Tapi aku berusaha cuek. Aku terus saja berpikir dan berpikir. Kesenangan itu, bukankah kesenangan yang nyata hanya ada setelah kita mati?

Kawan-kawanku semakin tak karuan. Bebas sebebas-bebasnya. Bergaul dengan siapa saja orang disekitarnya. Aku malu. Dan aku pergi berlari dari sana.

Dan suatu kabar pun kemudian tersampaikan. Kawanku harus berhenti sekolah dan mengurus seseorang yang lain. Ia telah berkeluarga.

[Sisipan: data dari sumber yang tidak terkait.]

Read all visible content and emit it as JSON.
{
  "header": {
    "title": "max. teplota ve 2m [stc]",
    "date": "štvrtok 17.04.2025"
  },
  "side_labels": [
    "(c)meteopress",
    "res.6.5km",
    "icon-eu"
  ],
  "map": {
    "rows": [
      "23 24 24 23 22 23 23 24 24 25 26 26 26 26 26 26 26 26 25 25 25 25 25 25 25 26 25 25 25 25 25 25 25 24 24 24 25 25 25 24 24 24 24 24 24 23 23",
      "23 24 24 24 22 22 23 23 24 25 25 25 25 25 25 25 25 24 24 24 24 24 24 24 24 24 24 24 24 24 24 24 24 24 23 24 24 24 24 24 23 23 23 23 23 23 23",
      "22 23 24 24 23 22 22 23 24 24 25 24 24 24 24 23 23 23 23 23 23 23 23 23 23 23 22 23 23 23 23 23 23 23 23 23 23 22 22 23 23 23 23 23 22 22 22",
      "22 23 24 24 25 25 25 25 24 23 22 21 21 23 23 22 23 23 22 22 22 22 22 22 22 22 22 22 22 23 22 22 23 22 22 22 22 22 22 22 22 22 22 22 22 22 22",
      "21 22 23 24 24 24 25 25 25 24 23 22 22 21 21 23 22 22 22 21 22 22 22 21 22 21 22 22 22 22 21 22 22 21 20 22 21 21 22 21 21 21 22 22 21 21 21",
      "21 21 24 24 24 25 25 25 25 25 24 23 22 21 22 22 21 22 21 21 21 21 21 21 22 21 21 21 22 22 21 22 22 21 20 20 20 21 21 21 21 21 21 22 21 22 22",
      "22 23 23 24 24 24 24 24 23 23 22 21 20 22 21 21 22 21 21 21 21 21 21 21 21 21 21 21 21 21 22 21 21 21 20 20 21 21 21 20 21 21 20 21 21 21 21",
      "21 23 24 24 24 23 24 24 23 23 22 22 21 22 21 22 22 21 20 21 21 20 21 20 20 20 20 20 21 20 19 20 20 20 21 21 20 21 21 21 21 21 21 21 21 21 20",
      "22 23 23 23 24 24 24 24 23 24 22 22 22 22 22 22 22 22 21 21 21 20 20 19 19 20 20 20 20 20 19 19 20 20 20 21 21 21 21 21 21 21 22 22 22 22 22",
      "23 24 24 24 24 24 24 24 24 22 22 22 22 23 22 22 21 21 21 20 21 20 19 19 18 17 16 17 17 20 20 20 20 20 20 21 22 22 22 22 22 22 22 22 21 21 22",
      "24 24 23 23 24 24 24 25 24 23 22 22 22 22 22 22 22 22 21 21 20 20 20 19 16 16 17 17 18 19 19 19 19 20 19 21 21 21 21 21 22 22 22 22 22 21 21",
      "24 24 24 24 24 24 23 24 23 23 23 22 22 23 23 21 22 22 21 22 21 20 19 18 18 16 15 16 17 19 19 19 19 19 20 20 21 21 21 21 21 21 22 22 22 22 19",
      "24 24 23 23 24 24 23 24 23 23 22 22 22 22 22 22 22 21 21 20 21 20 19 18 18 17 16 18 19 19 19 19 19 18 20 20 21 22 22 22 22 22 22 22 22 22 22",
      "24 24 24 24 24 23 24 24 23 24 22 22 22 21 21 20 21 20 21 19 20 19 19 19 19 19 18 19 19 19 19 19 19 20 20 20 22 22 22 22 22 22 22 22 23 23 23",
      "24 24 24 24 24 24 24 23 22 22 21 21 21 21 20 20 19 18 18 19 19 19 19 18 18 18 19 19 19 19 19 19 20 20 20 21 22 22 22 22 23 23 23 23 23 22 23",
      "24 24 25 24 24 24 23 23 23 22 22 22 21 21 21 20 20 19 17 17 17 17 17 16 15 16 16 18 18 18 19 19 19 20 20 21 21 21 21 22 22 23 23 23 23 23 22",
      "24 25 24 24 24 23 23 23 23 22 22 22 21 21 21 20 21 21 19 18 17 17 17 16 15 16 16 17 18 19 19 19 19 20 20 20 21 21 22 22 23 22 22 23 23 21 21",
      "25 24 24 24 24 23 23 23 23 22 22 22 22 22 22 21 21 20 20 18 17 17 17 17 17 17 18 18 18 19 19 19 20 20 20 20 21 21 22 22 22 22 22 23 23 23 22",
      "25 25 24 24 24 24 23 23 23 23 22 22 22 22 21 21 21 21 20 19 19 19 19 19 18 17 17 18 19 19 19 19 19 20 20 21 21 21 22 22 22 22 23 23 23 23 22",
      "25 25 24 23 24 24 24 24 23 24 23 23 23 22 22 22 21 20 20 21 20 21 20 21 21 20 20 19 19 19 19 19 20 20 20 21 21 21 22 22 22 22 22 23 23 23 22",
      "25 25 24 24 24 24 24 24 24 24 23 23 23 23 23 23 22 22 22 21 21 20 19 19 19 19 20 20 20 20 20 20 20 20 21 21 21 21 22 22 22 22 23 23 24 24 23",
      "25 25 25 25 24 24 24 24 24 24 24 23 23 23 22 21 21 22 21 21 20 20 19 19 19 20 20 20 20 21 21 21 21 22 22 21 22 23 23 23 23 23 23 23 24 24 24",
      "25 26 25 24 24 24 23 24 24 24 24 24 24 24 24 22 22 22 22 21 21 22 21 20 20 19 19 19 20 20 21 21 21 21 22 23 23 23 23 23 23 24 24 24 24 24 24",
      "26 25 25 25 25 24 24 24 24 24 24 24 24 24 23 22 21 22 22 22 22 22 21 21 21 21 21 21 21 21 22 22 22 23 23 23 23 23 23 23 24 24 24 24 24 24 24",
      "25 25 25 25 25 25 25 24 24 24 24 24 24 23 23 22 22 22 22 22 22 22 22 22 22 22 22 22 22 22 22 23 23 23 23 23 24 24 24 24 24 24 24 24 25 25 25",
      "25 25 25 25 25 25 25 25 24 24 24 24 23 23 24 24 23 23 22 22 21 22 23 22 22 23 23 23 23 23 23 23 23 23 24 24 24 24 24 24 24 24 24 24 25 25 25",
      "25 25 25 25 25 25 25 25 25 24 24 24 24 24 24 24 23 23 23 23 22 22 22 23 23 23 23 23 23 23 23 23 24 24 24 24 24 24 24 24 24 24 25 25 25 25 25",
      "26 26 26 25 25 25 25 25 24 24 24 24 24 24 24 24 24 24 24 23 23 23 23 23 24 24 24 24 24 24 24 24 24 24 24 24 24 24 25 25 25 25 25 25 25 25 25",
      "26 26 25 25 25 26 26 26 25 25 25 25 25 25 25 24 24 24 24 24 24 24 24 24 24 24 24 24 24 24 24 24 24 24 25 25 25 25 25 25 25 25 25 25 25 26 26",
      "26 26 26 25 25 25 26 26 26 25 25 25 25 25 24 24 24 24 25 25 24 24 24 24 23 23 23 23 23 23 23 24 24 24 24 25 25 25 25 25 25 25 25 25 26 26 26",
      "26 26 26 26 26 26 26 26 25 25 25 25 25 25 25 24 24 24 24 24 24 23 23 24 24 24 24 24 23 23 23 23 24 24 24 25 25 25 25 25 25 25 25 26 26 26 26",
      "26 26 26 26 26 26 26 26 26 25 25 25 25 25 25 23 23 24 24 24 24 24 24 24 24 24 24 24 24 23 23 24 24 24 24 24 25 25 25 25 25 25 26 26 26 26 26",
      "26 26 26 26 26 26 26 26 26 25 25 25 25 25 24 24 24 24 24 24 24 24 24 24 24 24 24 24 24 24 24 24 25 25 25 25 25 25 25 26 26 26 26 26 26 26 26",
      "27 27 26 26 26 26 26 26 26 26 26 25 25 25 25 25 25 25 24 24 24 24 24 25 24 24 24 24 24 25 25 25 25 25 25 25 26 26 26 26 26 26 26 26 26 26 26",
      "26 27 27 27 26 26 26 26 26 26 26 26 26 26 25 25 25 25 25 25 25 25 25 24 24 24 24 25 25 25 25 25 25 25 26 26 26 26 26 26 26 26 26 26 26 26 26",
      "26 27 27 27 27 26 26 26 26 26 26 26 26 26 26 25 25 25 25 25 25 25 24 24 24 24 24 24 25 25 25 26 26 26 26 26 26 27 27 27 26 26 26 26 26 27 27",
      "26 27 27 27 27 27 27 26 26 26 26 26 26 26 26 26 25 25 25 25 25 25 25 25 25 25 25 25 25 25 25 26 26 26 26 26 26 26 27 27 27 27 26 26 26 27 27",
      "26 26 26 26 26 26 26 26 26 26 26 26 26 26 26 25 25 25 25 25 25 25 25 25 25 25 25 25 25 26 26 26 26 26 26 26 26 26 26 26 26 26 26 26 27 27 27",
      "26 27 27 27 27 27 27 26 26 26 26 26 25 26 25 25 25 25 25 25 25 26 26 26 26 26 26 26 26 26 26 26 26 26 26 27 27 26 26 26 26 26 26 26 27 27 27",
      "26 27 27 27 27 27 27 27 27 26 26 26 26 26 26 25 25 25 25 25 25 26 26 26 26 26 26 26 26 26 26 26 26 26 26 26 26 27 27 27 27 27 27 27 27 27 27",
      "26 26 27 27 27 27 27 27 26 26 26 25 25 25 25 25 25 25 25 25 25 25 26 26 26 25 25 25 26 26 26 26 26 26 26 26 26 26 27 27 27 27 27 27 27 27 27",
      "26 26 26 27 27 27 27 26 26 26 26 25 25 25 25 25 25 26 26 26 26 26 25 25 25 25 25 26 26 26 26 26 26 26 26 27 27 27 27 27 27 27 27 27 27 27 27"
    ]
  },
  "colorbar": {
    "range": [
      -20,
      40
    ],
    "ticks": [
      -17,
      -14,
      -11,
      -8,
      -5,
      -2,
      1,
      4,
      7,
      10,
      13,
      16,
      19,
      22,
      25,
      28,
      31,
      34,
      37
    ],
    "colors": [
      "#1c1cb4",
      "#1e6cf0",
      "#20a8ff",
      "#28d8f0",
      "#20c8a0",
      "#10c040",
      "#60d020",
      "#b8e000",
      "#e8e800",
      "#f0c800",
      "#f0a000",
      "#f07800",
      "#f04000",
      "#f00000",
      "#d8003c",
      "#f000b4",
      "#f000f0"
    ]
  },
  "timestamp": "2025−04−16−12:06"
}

Ya Rabb. Begitu sayangkah Engkau pada setiap perempuan? Hingga gadis dengan pikiran yang masih kekanak-kanakan saja Engkau beri hidayah. Gadis yang baru menginjak usia baligh, bagitu pedulinya Engkau padanya? Bahkan sempat berulang kali gadis itu membangkang, masih ada saja rasa sayang-Mu padanya.

Aku malu.
Hijab untuk menjagaku dari luar. Sedang perilakuku menjagaku dari dalam. Dan Allah telah tunjukan padaku, bahwa perintahnya tidak pernah salah.
Ukhti,
Selalu aku yakin. Allah menjagaku. Allah menyayangiku.
Tidak, Allah menjaga kita. Allah menyayangi kita. Dan sampai kapan cinta Allah itu kamu abaikan, sedang kita sendirilah yang mendapat berkah dari padanya?